Oleh: Mayjen TNI (Purn) Dr. Saurip Kadi.
JurnalPatroliNews – Jakarta – Permintaan maaf dari Mas Amien Rais atas kesalahannya dalam menghitung dampak dari penerapan UUD hasil empat kali amandemen oleh MPR yang ia pimpin, seperti disampaikan oleh Prof. Dr. Mahfud MD melalui kolom opini Harian Kompas pada 15 Juni 2024, mengingatkan penulis pada tanggal 8 Juni 2008. Pada hari itu, Pak Amien menjadi narasumber dalam bedah buku karya penulis berjudul “Mengutamakan Rakyat” di Delta Plaza Surabaya.
Tidak disangka bahwa saat itu, Mas Amien belum memahami bahwa jiwa dan semangat otoriter, serta sifat akonstitutif dan asistemik dari UUD 1945 yang asli masih melekat pada UUD hasil empat kali amandemen tersebut.

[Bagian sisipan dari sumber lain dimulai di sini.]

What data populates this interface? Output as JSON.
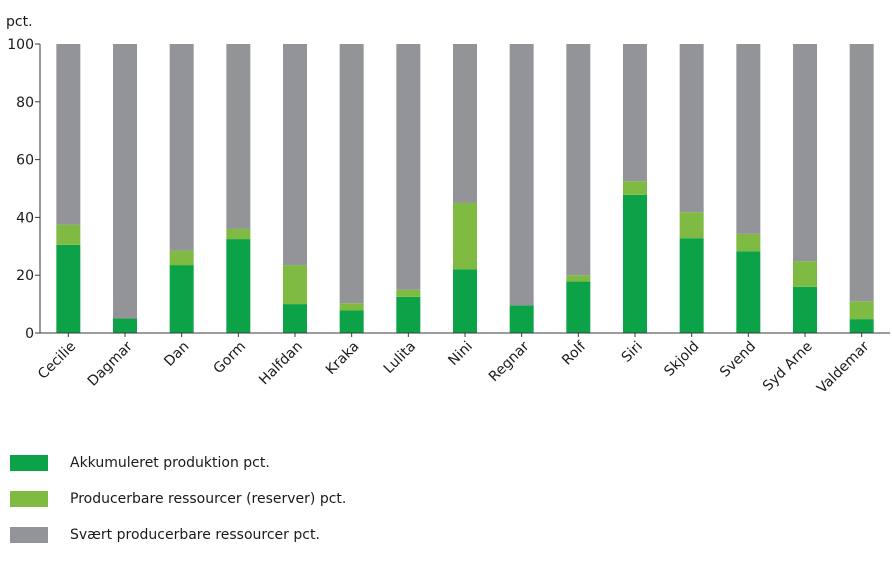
{
  "chart_data": {
    "type": "bar",
    "stacked": true,
    "y_unit_label": "pct.",
    "ylim": [
      0,
      100
    ],
    "yticks": [
      0,
      20,
      40,
      60,
      80,
      100
    ],
    "categories": [
      "Cecilie",
      "Dagmar",
      "Dan",
      "Gorm",
      "Halfdan",
      "Kraka",
      "Lulita",
      "Nini",
      "Regnar",
      "Rolf",
      "Siri",
      "Skjold",
      "Svend",
      "Syd Arne",
      "Valdemar"
    ],
    "series": [
      {
        "name": "Akkumuleret produktion pct.",
        "color": "#0ca348",
        "values": [
          30.5,
          5,
          23.5,
          32.5,
          10,
          7.8,
          12.5,
          22,
          9.5,
          17.8,
          47.8,
          32.8,
          28.3,
          16,
          4.8
        ]
      },
      {
        "name": "Producerbare ressourcer (reserver) pct.",
        "color": "#7fba42",
        "values": [
          7,
          0,
          5,
          3.5,
          13.5,
          2.5,
          2.5,
          23,
          0,
          2.2,
          4.7,
          9,
          6,
          8.8,
          6.2
        ]
      },
      {
        "name": "Svært producerbare ressourcer pct.",
        "color": "#929497",
        "values": [
          62.5,
          95,
          71.5,
          64,
          76.5,
          89.7,
          85,
          55,
          90.5,
          80,
          47.5,
          58.2,
          65.7,
          75.2,
          89
        ]
      }
    ],
    "legend_position": "bottom-left",
    "grid": false
  }
}
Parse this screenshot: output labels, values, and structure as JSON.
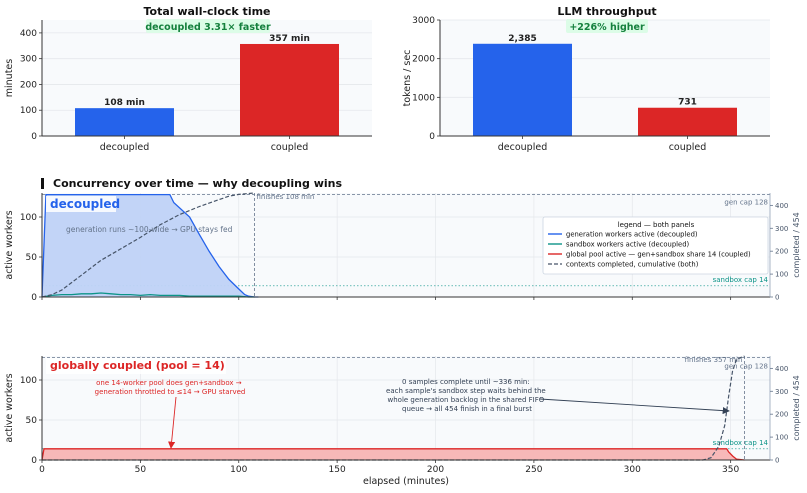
{
  "colors": {
    "decoupled": "#2563eb",
    "coupled": "#dc2626",
    "sandbox": "#0d9488",
    "cumulative": "#475569",
    "grid": "#e5e7eb",
    "badge_bg": "#dcfce7",
    "badge_text": "#15803d"
  },
  "chart_data": [
    {
      "id": "wallclock",
      "type": "bar",
      "title": "Total wall-clock time",
      "badge": "decoupled 3.31× faster",
      "categories": [
        "decoupled",
        "coupled"
      ],
      "values": [
        108,
        357
      ],
      "value_labels": [
        "108 min",
        "357 min"
      ],
      "ylabel": "minutes",
      "ylim": [
        0,
        450
      ],
      "yticks": [
        0,
        100,
        200,
        300,
        400
      ],
      "ytick_labels": [
        "0",
        "100",
        "200",
        "300",
        "400"
      ]
    },
    {
      "id": "throughput",
      "type": "bar",
      "title": "LLM throughput",
      "badge": "+226% higher",
      "categories": [
        "decoupled",
        "coupled"
      ],
      "values": [
        2385,
        731
      ],
      "value_labels": [
        "2,385",
        "731"
      ],
      "ylabel": "tokens / sec",
      "ylim": [
        0,
        3000
      ],
      "yticks": [
        0,
        1000,
        2000,
        3000
      ],
      "ytick_labels": [
        "0",
        "1000",
        "2000",
        "3000"
      ]
    },
    {
      "id": "decoupled_timeline",
      "type": "area",
      "section_title": "Concurrency over time — why decoupling wins",
      "panel_label": "decoupled",
      "ylabel": "active workers",
      "y2label": "completed / 454",
      "xlim": [
        0,
        370
      ],
      "ylim": [
        0,
        130
      ],
      "yticks": [
        0,
        50,
        100
      ],
      "ytick_labels": [
        "0",
        "50",
        "100"
      ],
      "y2lim": [
        0,
        454
      ],
      "y2ticks": [
        0,
        100,
        200,
        300,
        400
      ],
      "y2tick_labels": [
        "0",
        "100",
        "200",
        "300",
        "400"
      ],
      "gen_cap": 128,
      "gen_cap_label": "gen cap 128",
      "sandbox_cap": 14,
      "sandbox_cap_label": "sandbox cap 14",
      "finish": 108,
      "finish_label": "finishes 108 min",
      "annotation": "generation runs ~100-wide → GPU stays fed",
      "series": [
        {
          "name": "generation workers active  (decoupled)",
          "x": [
            0,
            2,
            65,
            67,
            75,
            80,
            85,
            90,
            95,
            100,
            103,
            105,
            108,
            110
          ],
          "y": [
            0,
            128,
            128,
            118,
            100,
            78,
            57,
            38,
            22,
            10,
            3,
            1,
            0,
            0
          ]
        },
        {
          "name": "sandbox workers active  (decoupled)",
          "x": [
            0,
            5,
            10,
            15,
            20,
            25,
            30,
            35,
            40,
            45,
            50,
            55,
            60,
            65,
            70,
            75,
            80,
            85,
            90,
            95,
            100,
            105,
            108
          ],
          "y": [
            0,
            2,
            3,
            3,
            4,
            4,
            5,
            4,
            3,
            3,
            2,
            3,
            2,
            2,
            2,
            1,
            1,
            1,
            1,
            1,
            1,
            0,
            0
          ]
        },
        {
          "name": "contexts completed, cumulative  (both)",
          "x": [
            0,
            5,
            10,
            20,
            30,
            40,
            50,
            60,
            70,
            80,
            90,
            95,
            100,
            105,
            108
          ],
          "y": [
            0,
            10,
            30,
            95,
            160,
            210,
            260,
            315,
            360,
            395,
            425,
            440,
            448,
            452,
            454
          ]
        }
      ],
      "legend": {
        "title": "legend — both panels",
        "position": "right",
        "entries": [
          "generation workers active  (decoupled)",
          "sandbox workers active  (decoupled)",
          "global pool active — gen+sandbox share 14  (coupled)",
          "contexts completed, cumulative  (both)"
        ]
      }
    },
    {
      "id": "coupled_timeline",
      "type": "area",
      "panel_label": "globally coupled (pool = 14)",
      "ylabel": "active workers",
      "y2label": "completed / 454",
      "xlabel": "elapsed (minutes)",
      "xlim": [
        0,
        370
      ],
      "xticks": [
        0,
        50,
        100,
        150,
        200,
        250,
        300,
        350
      ],
      "xtick_labels": [
        "0",
        "50",
        "100",
        "150",
        "200",
        "250",
        "300",
        "350"
      ],
      "ylim": [
        0,
        130
      ],
      "yticks": [
        0,
        50,
        100
      ],
      "ytick_labels": [
        "0",
        "50",
        "100"
      ],
      "y2lim": [
        0,
        454
      ],
      "y2ticks": [
        0,
        100,
        200,
        300,
        400
      ],
      "y2tick_labels": [
        "0",
        "100",
        "200",
        "300",
        "400"
      ],
      "gen_cap": 128,
      "gen_cap_label": "gen cap 128",
      "sandbox_cap": 14,
      "sandbox_cap_label": "sandbox cap 14",
      "finish": 357,
      "finish_label": "finishes 357 min",
      "annotation_left": "one 14-worker pool does gen+sandbox →\ngeneration throttled to ≤14 → GPU starved",
      "annotation_right": "0 samples complete until ~336 min:\neach sample's sandbox step waits behind the\nwhole generation backlog in the shared FIFO\nqueue → all 454 finish in a final burst",
      "series": [
        {
          "name": "global pool active — gen+sandbox share 14  (coupled)",
          "x": [
            0,
            1,
            348,
            349,
            351,
            353,
            357
          ],
          "y": [
            0,
            14,
            14,
            10,
            5,
            1,
            0
          ]
        },
        {
          "name": "contexts completed, cumulative  (both)",
          "x": [
            0,
            336,
            340,
            344,
            347,
            349,
            351,
            353,
            357
          ],
          "y": [
            0,
            0,
            10,
            60,
            150,
            280,
            390,
            440,
            454
          ]
        }
      ]
    }
  ]
}
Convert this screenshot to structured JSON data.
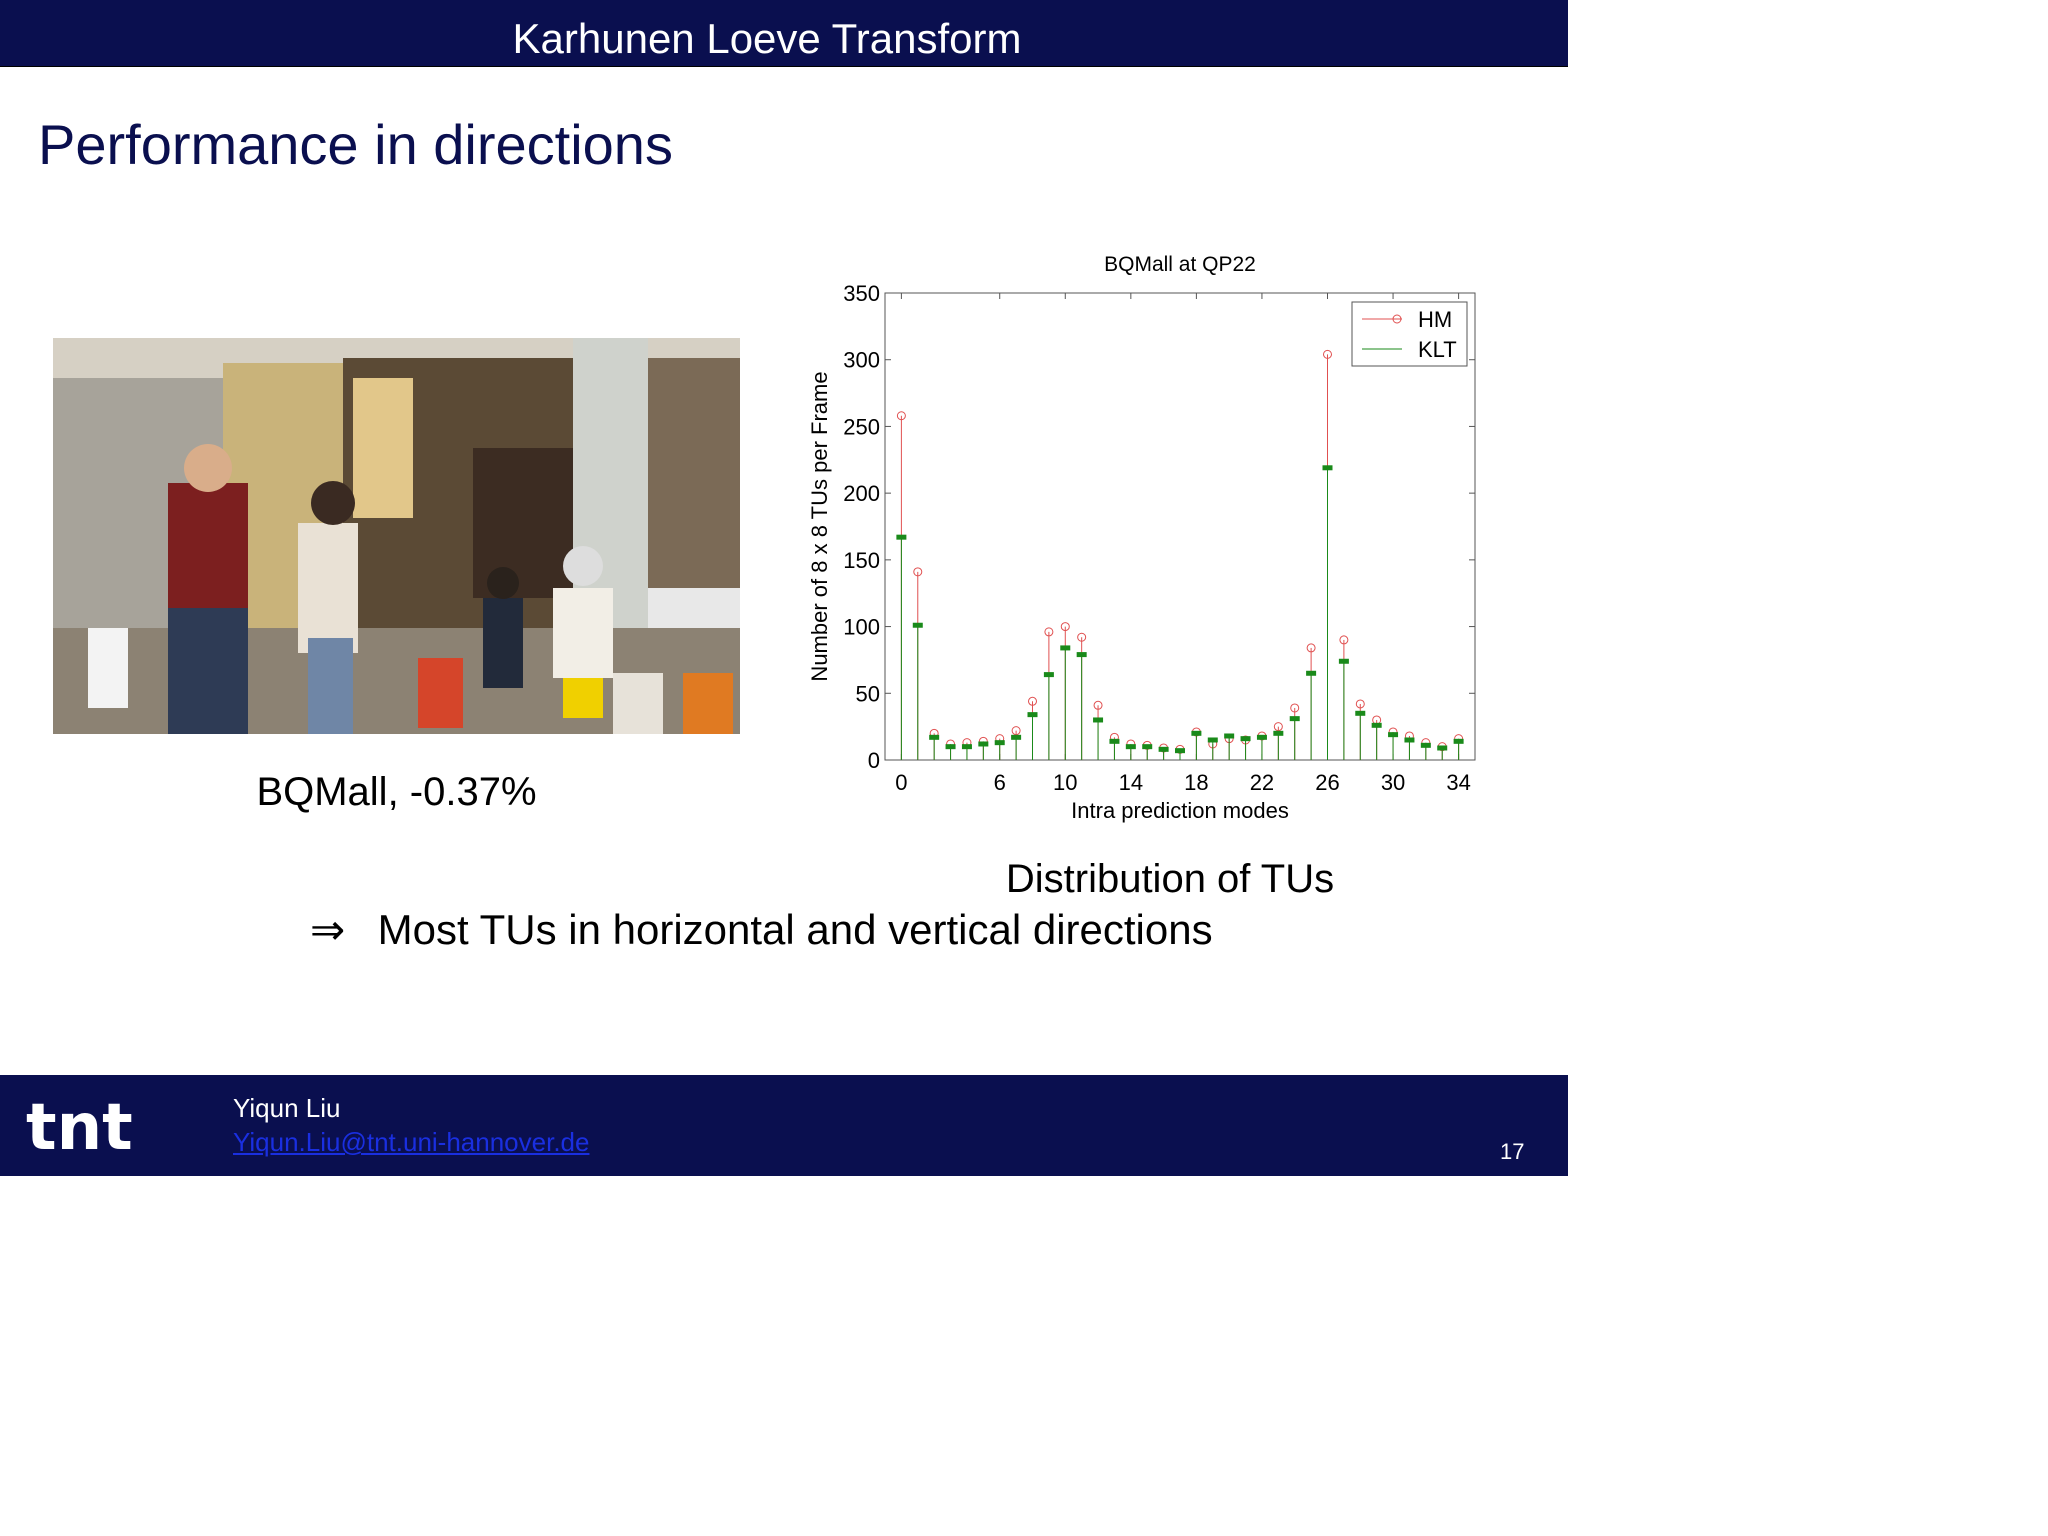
{
  "header": {
    "title": "Karhunen Loeve Transform"
  },
  "slide": {
    "heading": "Performance in directions"
  },
  "photo": {
    "caption": "BQMall, -0.37%"
  },
  "chart_caption": "Distribution of TUs",
  "conclusion": {
    "arrow": "⇒",
    "text": "Most TUs in horizontal and vertical directions"
  },
  "footer": {
    "logo_text": "tnt",
    "author": "Yiqun Liu",
    "email": "Yiqun.Liu@tnt.uni-hannover.de",
    "page_number": "17"
  },
  "colors": {
    "banner": "#0a0f4f",
    "hm": "#e05050",
    "klt": "#1a8a1a"
  },
  "chart_data": {
    "type": "stem",
    "title": "BQMall at QP22",
    "xlabel": "Intra prediction modes",
    "ylabel": "Number of 8 x 8 TUs per Frame",
    "xlim": [
      -1,
      35
    ],
    "ylim": [
      0,
      350
    ],
    "xticks": [
      0,
      6,
      10,
      14,
      18,
      22,
      26,
      30,
      34
    ],
    "yticks": [
      0,
      50,
      100,
      150,
      200,
      250,
      300,
      350
    ],
    "x": [
      0,
      1,
      2,
      3,
      4,
      5,
      6,
      7,
      8,
      9,
      10,
      11,
      12,
      13,
      14,
      15,
      16,
      17,
      18,
      19,
      20,
      21,
      22,
      23,
      24,
      25,
      26,
      27,
      28,
      29,
      30,
      31,
      32,
      33,
      34
    ],
    "legend_position": "top-right",
    "series": [
      {
        "name": "HM",
        "marker": "circle",
        "values": [
          258,
          141,
          20,
          12,
          13,
          14,
          16,
          22,
          44,
          96,
          100,
          92,
          41,
          17,
          12,
          11,
          9,
          8,
          21,
          12,
          16,
          15,
          18,
          25,
          39,
          84,
          304,
          90,
          42,
          30,
          21,
          18,
          13,
          10,
          16
        ]
      },
      {
        "name": "KLT",
        "marker": "bar",
        "values": [
          167,
          101,
          17,
          10,
          10,
          12,
          13,
          17,
          34,
          64,
          84,
          79,
          30,
          14,
          10,
          10,
          8,
          7,
          20,
          15,
          18,
          16,
          17,
          20,
          31,
          65,
          219,
          74,
          35,
          26,
          19,
          15,
          11,
          9,
          14
        ]
      }
    ]
  }
}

UUD 1945: Akonstitutif dan Asistemik Disebut akonstitutif karena UUD 1945 yang asli belum memuat alat untuk mewujudkan tujuan dan cita-cita pendirian negara. Dari kumpulan pidato dan risalah rapat-rapat BPUPKI/PPKI, terlihat bahwa Founding Fathers kita terburu-buru memproklamasikan kemerdekaan sehingga PPKI tidak sempat merumuskan Rancangan UUD dengan matang.
Rancangan UUD yang hanya dibahas sekali oleh PPKI adalah rancangan yang diserahkan oleh Moch. Yamin kepada Bung Karno, setelah Pemerintah Pendudukan Jepang menolak usulan Ketua PPKI untuk memasukkan Moch. Yamin dalam Tim Penyusun UUD.
Ketergesa-gesaan ini terkait dengan jadwal keberangkatan Bung Karno dan Rajiman untuk menghadap Panglima Perang Asia Timur Raya di Dalat (Vietnam Selatan), memastikan kesiapan Indonesia untuk memproklamasikan kemerdekaan dengan membawa dokumen UUD yang telah disetujui PPKI.
Karena situasi tersebut, tujuan dan cita-cita NKRI yang berdasarkan “Kedaulatan di Tangan Rakyat” belum diatur dalam batang tubuh UUD, termasuk keberadaan partai dan pemilu. Hal yang sama terjadi dalam pengaturan tata kelola ekonomi, hukum, TNI, dan aspek kehidupan lainnya. Bung Karno dan Pak Harto kemudian mengadopsi alat dari paham lain tanpa menyesuaikannya dengan budaya bangsa, menciptakan Demokrasi Terpimpin (Era Bung Karno) dan Demokrasi serta Ekonomi Pancasila (Era Orba).
Bukti sejarah menunjukkan penindasan negara terhadap rakyatnya sendiri, seperti penahanan Koes Plus hanya karena menyanyi, serta masyarakat adat seperti Samin, Badui, dan Tengger yang tidak bisa memiliki KTP kecuali dengan memalsukan data agama. Pendholiman ini konstitusional dan sah menurut hukum.